We presented an impact of AMAMTS14 gene variations in combination with acquired factors on the incidence and tumor cell differentiation of OSCC; however, there are several limitations in the study. One is that all habitual exposures of carcinogens were dichotomized. The effects of environmental risks on the predisposition to oral cancer may be underestimtated because of a lack of quantitative definition for betel nut chewing, drinking, and smoking. The other concern is that esophageal mucosa was selected based on anatomical relevance for evaluation from GTEx database because oral tissue is unavailable. Also unavailable are patients’ survival data since a majority of patients were enrolled in the past few years. Another weakness is that the control group in this hospital-based study was recruited among individuals without cancer. We could not entirely exclude the possibility of potential selection and recall bias. In addition, the results presented in this study may not be able to be extended to other populations unless replication studies are conducted. Furthermore, the functional role of ADAMTS14 in cell differentiation of oral cancer requires further investigation.
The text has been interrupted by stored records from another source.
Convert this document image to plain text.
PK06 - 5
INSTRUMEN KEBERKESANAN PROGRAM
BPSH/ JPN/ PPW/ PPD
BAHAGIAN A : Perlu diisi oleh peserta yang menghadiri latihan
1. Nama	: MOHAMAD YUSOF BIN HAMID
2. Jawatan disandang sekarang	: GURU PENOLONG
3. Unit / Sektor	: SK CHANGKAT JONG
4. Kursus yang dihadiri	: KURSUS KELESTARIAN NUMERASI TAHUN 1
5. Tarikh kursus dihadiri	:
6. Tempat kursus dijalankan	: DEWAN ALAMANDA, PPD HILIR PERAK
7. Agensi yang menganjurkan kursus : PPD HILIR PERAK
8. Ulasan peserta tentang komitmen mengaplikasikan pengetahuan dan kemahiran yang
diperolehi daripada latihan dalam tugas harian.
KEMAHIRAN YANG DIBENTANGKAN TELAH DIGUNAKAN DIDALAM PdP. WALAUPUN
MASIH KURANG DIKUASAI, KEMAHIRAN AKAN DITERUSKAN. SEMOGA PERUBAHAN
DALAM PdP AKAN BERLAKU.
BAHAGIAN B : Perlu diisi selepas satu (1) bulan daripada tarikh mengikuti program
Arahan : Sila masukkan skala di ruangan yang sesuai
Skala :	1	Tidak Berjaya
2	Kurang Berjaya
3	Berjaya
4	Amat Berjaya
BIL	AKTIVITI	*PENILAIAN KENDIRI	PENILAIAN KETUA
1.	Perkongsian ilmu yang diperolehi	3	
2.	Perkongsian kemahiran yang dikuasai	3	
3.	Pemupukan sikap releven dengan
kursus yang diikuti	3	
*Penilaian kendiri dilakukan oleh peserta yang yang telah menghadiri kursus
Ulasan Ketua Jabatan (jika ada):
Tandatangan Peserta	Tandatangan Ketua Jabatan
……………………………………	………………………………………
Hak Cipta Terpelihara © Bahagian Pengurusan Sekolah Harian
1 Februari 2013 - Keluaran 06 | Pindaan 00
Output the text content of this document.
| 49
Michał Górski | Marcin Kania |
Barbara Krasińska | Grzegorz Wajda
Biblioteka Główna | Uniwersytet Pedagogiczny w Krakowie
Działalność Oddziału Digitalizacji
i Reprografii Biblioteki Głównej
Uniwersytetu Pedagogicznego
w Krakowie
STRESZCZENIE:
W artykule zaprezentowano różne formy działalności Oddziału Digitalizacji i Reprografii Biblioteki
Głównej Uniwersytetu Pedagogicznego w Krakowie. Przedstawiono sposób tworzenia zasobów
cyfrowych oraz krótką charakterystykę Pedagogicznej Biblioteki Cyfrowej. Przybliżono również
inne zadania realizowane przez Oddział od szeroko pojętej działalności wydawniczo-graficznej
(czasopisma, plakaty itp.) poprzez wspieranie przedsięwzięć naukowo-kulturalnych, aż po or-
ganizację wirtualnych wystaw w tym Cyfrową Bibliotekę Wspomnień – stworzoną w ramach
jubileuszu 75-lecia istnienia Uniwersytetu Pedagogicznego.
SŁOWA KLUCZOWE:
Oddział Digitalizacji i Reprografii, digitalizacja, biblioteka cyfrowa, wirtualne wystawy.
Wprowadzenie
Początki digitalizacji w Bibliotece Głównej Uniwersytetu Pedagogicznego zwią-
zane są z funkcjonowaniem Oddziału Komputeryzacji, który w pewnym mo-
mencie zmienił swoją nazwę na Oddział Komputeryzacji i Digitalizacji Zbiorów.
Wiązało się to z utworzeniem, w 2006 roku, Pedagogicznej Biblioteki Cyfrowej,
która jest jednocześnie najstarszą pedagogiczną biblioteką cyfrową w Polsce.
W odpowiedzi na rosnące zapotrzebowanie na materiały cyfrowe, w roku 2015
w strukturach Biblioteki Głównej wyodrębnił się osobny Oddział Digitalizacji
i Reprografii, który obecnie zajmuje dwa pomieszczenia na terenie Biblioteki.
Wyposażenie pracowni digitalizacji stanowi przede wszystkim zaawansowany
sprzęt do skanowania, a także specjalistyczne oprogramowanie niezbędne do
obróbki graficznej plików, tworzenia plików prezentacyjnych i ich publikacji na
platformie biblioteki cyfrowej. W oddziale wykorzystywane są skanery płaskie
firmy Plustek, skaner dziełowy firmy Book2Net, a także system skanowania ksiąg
In conclusion, our results demonstrate that a joint effect of ADAMTS14 SNPs (rs10823607, rs12774070, rs4747096, and rs61573157) with betel nut chewing and smoking causally contributes to the occurrence of oral cancer. In addition, an inverse association of SNP ADAMTS14 rs12774070 with tumors cell differentiation was observed in betel nut users. These findings reveal a novel genetic-environmental predisposition to oral tumorigenesis.